Bring It On Home is a covers album by Joan Osborne, released under Saguaro Road Records on March 27, 2012. It was her first album in five years. The record is co-produced with guitarist Jack Petruzzelli and consists entirely of blues and R&B covers. The album also includes tracks originally made famous by American blues masters, such as Sonny Boy Williamson ("Bring It On Home"), Muddy Waters ("I Want to Be Loved"), as well as recordings originally released by some of the best-known R&B performers, including Ray Charles ("I Don't Need No Doctor"), Al Green ("Rhymes"), and Otis Redding ("Champagne and Wine").

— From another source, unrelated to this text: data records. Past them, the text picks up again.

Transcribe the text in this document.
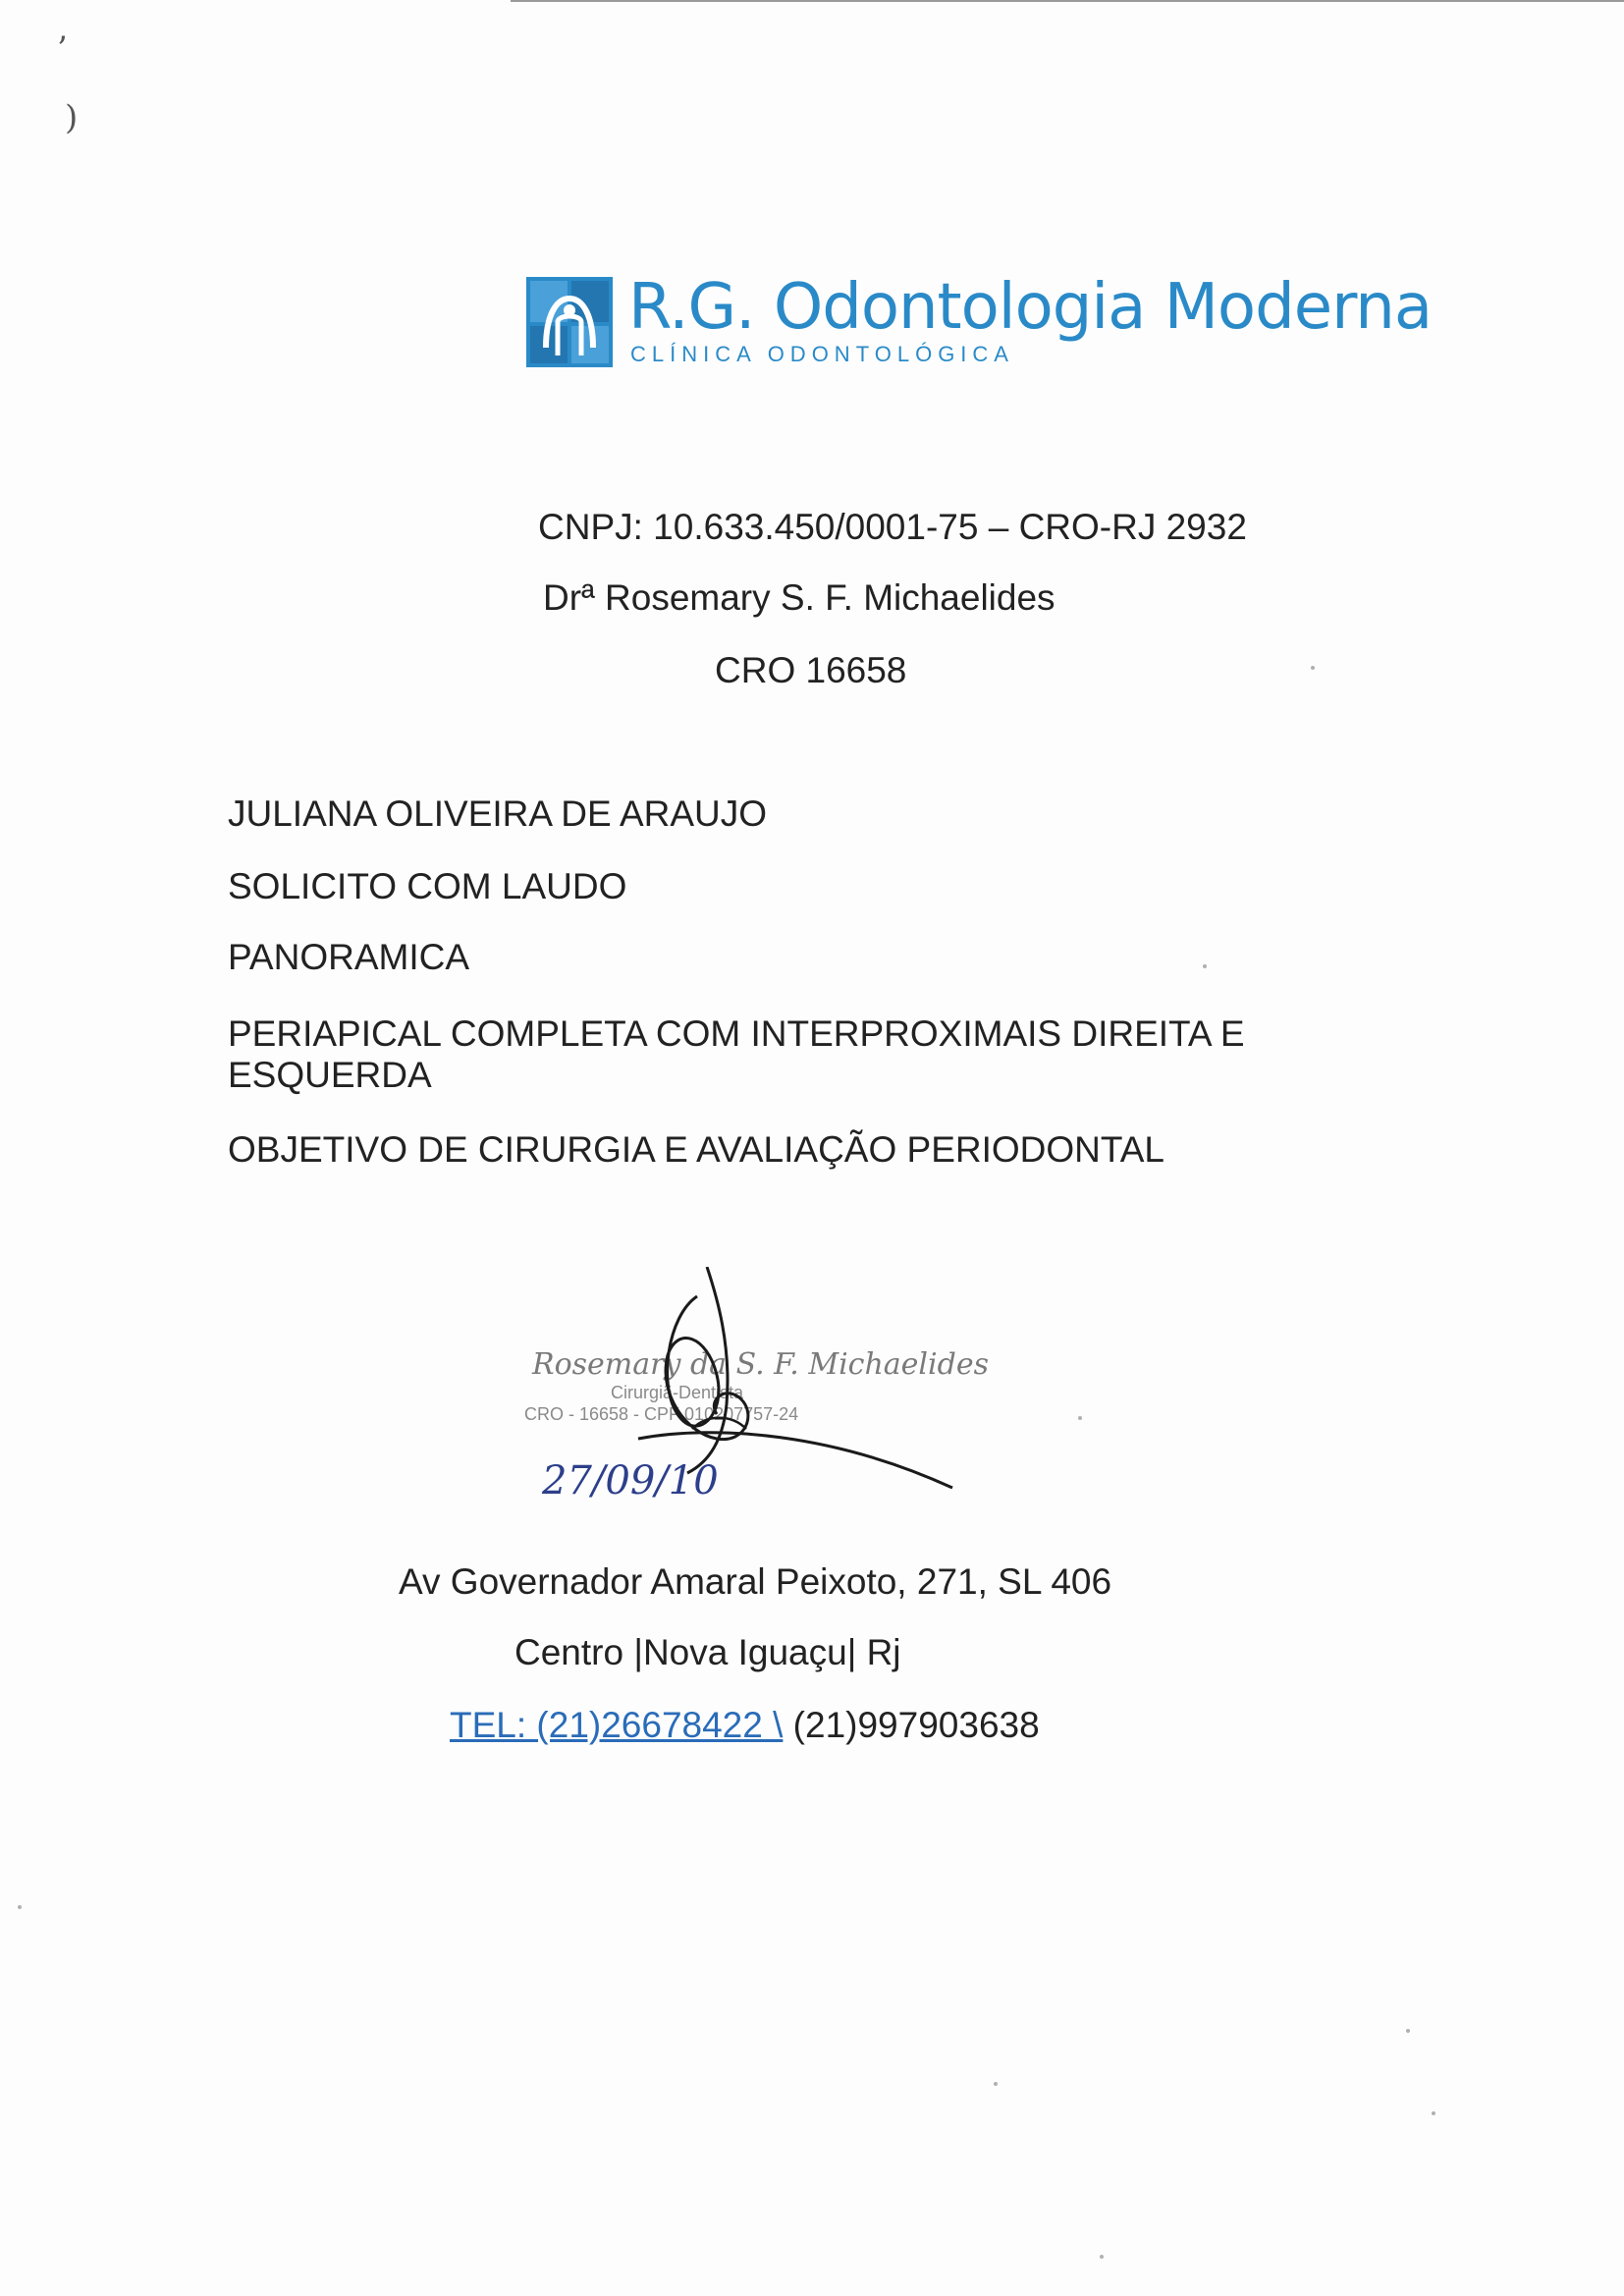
’
)
R.G. Odontologia Moderna
CLÍNICA ODONTOLÓGICA
CNPJ: 10.633.450/0001-75 – CRO-RJ 2932
Drª Rosemary S. F. Michaelides
CRO 16658
JULIANA OLIVEIRA DE ARAUJO
SOLICITO COM LAUDO
PANORAMICA
PERIAPICAL COMPLETA COM INTERPROXIMAIS DIREITA E ESQUERDA
OBJETIVO DE CIRURGIA E AVALIAÇÃO PERIODONTAL
Rosemary da S. F. Michaelides
Cirurgiã-Dentista
CRO - 16658 - CPF 010207757-24
27/09/10
Av Governador Amaral Peixoto, 271, SL 406
Centro |Nova Iguaçu| Rj
TEL: (21)26678422 \ (21)997903638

The first single was "Shake Your Hips", released in January 2012 on iTunes. Osborne toured to support her album in March 2012 and did so again in early 2013. Bring It On Home was nominated for a 2013 Grammy Award in the Blues category.

Professional ratings
Review scores
| Source | Rating |
| AllMusic | Star Half star |
| Daily Express | Star |
| The New Zealand Herald | Star Half star |
| No Depression | (favorable) |
| Paste | (4.9/10) |

==Track listing==

| No. | Title | Writer(s) | Length |
|---|---|---|---|
| 1. | "I Don't Need No Doctor" | Nick Ashford, Valerie Simpson, Jo Armstead | 3:20 |
| 2. | "Bring It On Home" | Willie Dixon | 4:07 |
| 3. | "Roll Like a Big Wheel" | Olive Brown | 2:50 |
| 4. | "Game of Love" | Ike Turner | 3:16 |
| 5. | "Broken Wings" | John Mayall | 4:38 |
| 6. | "Shoorah! Shoorah!" | Allen Toussaint | 2:52 |
| 7. | "I Want to Be Loved" | Willie Dixon | 3:35 |
| 8. | "The Same Love That Made Me Laugh" | Bill Withers | 4:25 |
| 9. | "Shake Your Hips" | Slim Harpo | 2:28 |
| 10. | "I'm Qualified" | Jimmy Hughes | 3:15 |
| 11. | "Champagne and Wine" | Otis Redding | 3:41 |
| 12. | "Rhymes" | Al Green | 4:43 |

==Reception==
The album was generally well received. Thom Jurek was positive, writing at AllMusic, "This isn't a reverential recording; it's authoritative; she makes these songs her own. Bring It On Home carries Osborne's mature voice in a way that's never been heard from her before. Her abilities as an interpretive singer prove her an extension of these [blues and R&B] traditions, not merely a torch bearer for them."